Наконец я возвратился в отечество, где лавры и мирты ожидали меня. В голове моей не было никакой ясной идеи, а в сердце – никакого сильного чувства, кроме скуки. Весь свет казался мне беспорядочною игрою китайских теней, все правила – уздою слабых умов, все должности – несносным принуждением. Ласки родителей не сделали в холодной душе моей никакого впечатления; но, зная выгоды человека, образованного в чужих землях, я спешил поразить умы соотечественников разными странностями и с удовольствием видел себя истинным законодателем столицы. Мореплаватель во время бури не смотрит с таким вниманием на магнитную стрелку, с каким молодые люди на меня смотрели, чтобы во всем соображаться со мною. Я везде, как в зеркале, видел себя с ног до головы: все мои движения были срисованы и повторены с величайшею верностию. Это забавляло меня до крайности. Но главным моим предметом были женщины, которых лестное внимание открывало мне обширное поле деятельности.
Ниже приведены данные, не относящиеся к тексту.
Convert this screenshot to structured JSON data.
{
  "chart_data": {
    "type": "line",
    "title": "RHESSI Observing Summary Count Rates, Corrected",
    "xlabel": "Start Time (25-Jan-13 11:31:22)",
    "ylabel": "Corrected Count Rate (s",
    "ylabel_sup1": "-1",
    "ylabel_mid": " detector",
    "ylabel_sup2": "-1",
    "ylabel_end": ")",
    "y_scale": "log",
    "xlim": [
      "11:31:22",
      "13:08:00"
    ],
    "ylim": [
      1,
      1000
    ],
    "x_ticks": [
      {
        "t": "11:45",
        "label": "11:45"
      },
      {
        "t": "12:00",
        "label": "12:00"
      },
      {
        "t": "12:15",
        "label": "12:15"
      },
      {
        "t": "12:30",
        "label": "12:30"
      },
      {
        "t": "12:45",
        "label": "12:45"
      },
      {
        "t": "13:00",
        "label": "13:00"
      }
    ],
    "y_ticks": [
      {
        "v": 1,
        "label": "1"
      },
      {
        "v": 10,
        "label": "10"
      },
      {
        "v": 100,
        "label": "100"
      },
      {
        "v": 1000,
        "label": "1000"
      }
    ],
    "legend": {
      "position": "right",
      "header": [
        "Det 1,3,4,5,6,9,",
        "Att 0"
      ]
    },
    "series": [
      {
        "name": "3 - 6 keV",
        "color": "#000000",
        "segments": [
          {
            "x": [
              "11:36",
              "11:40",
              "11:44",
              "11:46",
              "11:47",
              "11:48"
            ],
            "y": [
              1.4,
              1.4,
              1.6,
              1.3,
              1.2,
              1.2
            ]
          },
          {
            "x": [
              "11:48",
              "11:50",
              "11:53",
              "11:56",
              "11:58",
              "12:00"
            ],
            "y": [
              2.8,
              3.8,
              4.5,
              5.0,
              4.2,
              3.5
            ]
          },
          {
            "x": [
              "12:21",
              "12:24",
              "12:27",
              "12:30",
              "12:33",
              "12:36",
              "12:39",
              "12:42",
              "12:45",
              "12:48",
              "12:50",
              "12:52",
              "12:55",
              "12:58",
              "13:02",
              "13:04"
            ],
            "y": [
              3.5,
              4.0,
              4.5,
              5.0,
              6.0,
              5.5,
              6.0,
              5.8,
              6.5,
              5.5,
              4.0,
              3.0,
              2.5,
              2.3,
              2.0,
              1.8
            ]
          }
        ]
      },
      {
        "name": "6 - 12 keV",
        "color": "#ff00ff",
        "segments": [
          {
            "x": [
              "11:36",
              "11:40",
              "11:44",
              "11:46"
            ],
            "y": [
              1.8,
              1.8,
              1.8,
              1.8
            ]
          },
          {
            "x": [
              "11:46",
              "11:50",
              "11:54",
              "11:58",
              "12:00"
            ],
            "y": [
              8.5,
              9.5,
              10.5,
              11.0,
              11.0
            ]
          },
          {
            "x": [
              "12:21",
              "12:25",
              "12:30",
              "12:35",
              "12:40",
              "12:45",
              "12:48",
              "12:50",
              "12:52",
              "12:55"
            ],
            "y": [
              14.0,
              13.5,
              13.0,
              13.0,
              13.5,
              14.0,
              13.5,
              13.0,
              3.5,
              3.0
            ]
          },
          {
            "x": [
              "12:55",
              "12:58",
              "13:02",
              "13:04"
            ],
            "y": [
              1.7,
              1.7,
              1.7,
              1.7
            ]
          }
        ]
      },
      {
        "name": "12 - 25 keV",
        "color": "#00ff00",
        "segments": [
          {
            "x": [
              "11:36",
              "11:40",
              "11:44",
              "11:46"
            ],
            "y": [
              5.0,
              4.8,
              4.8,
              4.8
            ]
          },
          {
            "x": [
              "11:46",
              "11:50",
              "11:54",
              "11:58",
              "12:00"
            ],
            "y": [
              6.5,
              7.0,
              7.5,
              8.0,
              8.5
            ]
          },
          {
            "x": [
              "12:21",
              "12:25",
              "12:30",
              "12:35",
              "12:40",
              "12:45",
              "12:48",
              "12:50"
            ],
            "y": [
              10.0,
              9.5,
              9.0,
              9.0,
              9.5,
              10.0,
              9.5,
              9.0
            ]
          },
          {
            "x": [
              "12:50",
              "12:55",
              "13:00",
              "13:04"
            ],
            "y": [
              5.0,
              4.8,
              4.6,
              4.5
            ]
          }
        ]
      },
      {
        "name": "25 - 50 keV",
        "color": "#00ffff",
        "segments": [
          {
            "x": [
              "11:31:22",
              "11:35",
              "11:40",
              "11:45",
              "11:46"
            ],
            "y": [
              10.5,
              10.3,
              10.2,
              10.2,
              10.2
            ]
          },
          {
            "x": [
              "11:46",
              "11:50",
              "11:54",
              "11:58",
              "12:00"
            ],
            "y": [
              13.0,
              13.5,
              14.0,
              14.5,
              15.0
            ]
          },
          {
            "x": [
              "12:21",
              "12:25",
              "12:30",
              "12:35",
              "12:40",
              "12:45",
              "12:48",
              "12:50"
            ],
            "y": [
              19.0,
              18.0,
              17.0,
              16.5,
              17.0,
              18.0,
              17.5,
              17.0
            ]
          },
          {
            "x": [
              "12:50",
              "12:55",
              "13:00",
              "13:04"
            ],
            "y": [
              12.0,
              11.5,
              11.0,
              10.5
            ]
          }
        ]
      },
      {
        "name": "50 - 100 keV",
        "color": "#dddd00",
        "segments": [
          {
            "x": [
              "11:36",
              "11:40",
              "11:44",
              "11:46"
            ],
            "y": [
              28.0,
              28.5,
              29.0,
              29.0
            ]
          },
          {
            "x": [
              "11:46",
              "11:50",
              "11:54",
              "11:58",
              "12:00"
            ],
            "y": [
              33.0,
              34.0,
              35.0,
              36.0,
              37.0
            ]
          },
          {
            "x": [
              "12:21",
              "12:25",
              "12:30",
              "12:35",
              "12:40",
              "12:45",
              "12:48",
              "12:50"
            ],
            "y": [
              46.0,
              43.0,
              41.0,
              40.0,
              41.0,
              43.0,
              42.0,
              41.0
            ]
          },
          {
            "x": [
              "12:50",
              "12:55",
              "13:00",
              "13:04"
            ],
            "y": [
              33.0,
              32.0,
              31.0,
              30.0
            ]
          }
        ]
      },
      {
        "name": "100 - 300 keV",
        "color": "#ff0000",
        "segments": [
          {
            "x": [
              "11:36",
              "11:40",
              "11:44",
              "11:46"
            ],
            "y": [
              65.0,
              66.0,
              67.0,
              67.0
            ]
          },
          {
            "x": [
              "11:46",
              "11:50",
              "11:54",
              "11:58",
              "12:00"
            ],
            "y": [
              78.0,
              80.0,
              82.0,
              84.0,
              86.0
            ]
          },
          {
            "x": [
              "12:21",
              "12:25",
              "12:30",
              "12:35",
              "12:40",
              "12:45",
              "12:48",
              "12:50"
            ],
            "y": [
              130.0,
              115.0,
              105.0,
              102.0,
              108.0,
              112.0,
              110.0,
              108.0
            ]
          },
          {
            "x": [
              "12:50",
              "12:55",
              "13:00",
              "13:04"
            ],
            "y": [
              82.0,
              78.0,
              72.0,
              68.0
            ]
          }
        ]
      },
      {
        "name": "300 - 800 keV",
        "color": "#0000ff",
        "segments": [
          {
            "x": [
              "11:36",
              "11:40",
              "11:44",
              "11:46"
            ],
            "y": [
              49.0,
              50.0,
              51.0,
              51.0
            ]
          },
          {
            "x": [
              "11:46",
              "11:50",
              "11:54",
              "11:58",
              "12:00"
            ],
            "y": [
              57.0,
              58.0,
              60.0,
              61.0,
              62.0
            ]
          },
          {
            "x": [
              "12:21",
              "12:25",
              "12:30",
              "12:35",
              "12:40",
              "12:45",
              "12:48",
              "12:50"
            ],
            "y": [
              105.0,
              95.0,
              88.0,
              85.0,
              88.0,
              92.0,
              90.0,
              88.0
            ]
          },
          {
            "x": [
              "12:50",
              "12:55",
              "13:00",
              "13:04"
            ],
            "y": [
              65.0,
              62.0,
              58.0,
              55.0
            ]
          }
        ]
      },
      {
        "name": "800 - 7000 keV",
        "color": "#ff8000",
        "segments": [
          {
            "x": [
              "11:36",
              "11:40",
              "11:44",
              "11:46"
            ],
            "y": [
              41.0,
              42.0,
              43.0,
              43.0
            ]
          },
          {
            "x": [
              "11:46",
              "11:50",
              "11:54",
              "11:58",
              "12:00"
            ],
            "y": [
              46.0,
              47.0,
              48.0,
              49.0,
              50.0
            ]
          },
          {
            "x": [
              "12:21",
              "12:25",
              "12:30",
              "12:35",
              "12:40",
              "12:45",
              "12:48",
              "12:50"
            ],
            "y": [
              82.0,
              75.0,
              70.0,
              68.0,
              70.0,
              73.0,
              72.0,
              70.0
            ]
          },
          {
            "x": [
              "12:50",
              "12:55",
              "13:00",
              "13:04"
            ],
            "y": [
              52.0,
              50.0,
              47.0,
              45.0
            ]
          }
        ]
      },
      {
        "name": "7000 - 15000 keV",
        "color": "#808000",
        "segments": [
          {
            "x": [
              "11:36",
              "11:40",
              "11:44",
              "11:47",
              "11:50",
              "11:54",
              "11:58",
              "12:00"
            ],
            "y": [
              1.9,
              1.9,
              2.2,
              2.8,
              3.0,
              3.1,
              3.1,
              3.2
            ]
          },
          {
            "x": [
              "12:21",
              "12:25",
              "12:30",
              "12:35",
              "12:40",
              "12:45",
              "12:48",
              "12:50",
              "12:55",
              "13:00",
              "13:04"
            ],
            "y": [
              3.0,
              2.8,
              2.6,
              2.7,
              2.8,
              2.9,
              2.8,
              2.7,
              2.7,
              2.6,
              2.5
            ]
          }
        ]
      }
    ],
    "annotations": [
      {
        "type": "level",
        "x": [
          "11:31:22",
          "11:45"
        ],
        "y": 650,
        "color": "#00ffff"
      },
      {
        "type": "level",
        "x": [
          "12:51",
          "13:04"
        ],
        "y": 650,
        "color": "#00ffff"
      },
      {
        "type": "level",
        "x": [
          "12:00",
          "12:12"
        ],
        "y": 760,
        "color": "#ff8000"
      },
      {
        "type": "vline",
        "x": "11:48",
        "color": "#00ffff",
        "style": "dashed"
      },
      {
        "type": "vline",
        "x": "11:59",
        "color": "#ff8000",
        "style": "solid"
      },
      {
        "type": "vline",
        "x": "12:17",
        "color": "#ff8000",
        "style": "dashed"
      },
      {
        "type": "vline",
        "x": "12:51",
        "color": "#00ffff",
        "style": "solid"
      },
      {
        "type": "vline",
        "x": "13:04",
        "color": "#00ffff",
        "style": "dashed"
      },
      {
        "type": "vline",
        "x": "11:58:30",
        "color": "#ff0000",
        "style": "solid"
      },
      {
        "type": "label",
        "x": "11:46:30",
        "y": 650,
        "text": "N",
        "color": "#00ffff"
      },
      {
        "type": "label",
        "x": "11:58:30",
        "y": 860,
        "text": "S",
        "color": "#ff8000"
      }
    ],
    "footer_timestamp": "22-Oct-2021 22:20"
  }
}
Здесь не могу удержаться от некоторых философических рассуждений. Влюбленность – извините новое слово: оно выражает вещь – влюбленность, говорю, есть самое благодетельное изобретение для света, который без нее походил бы на монастырь Латрапский. Но с нею молодые люди наипрекраснейшим образом занимают пустоту жизни. Открывая глаза, знаешь, о чем думать; являясь в обществах, знаешь, кого искать глазами; все имеет цель свою. Правда, что мужья иногда досадуют; что жены иногда дурачатся от ревности; но мы заняты, – а это главное! С одной стороны, искусство нравиться, с другой – искусство притворяться и самого себя обманывать не дают засыпать сердцу. Часто выходит беспорядок в семействах, но он имеет свою приятность. Сцены обморока, отчаяния для знатоков живописны. Sauve qui peut, всякий о себе думай – и довольно!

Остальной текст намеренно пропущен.